“Eskiden İngiltere’de bir gelenek varmış. Sıradan bir vatandaş öldüğünde kilisenin çanı bir kez, bir asil öldüğünde iki kez, kralın bir yakını öldüğünde üç kez, kral öldüğünde de dört kez çalınırmış. Günün birinde kilisenin çanı tam beş kez çalınmış. Halk merak içinde papaza gitmiş ve:

- Ey papaz efendi, kraldan daha önemli biri mi var ki o ölünce çan beş kez çalınsın? demişler. Papaz efendi:

- Kraldan daha önemli bir şey var tabi... Herkesin hak aramak için sığındığı mahkeme, bir vatandaşımızı haksız yere mahkum etti. İşte bugün ölen adaletti, demiş.”

★★★

Yargıtay 3. Ceza Dairesi, Türkiye İşçi Partisi Hatay Milletvekili Can Atalay hakkında hak ihlali kararı veren Anayasa Mahkemesi’nin kararını tanımadı ve aynı zamanda AYM üyeleri hakkında suç duyurusunda bulundu. Anayasal düzeni hiçe sayan Yargıtay’ın bu kararı yalnızca hukuk sistemini değil aynı zamanda Türkiye ekonomisini de olumsuz yönde derinden etkileyecek bir tuzak niteliğindedir. Hukukun esaslı niteliği ve amacı toplum ve birey için öngörülebilir bir sistem kurmaktır. Keyfi uygulamalardan arındırılmış, kanunların her kurum ve kişi için eşit ve adil şekilde işletildiği hukuk sistemine sahip ülkelerde öngörülebilirlik artacak; yatırım, üretim ve tüketim kararlarını veren aktörler, hükümetlerin veya yargıyı elinde bulunduran çıkar odaklarının davranışlarını değil hukuku esas alacaklarıdır.
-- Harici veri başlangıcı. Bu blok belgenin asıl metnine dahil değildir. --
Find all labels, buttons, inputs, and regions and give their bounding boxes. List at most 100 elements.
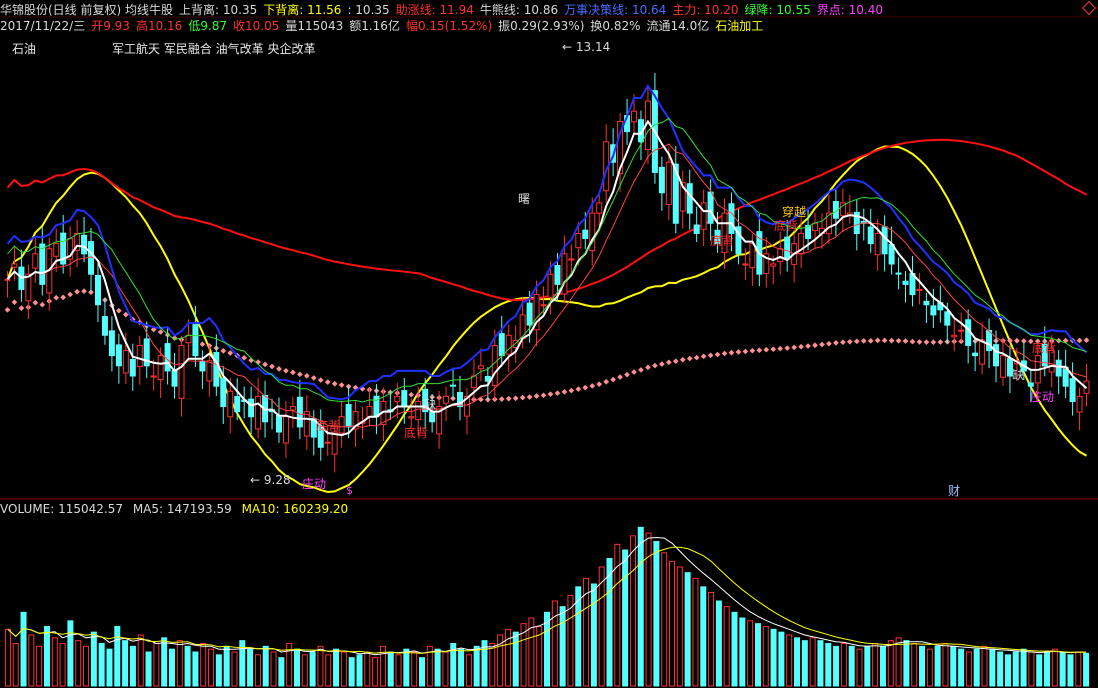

Bugün artık bilimsel olarak defalarca kanıtlandığı üzere hukukun üstünlüğü ilkesi yerli ve yabancı yatırımcılar için öncelikli ve temel ölçüttür. İktisadi bir kanun olarak söylenebilir ki yatırımlar büyümenin ve kalkınmanın motoru hüviyetindedirler. Ve yatırımcılar; hukukun keyfi bir şekilde çiğnendiği, şerefe, refaha ve meşruiyete giden yolların belirli baskı ve çıkar gruplarına yakın olmaktan geçtiği ülkelerden uzak durmaktadırlar. Çünkü bilirler ki bu ülkelerde müteşebbis olmak, doğru alanlarda doğru yatırımları yapmak demek değildir. Bilakis doğru bağlantılar kurmak demektir. Hal böyle iken yabancı yatırım çekmekte yarış halinde olan Türkiye’de hukukun üstünlüğü ilkesini yerle bir eden söz konusu Yargıtay kararı adeta Türkiye’nin yatırım yapılabilirlik itibarına suikast niteliğindedir.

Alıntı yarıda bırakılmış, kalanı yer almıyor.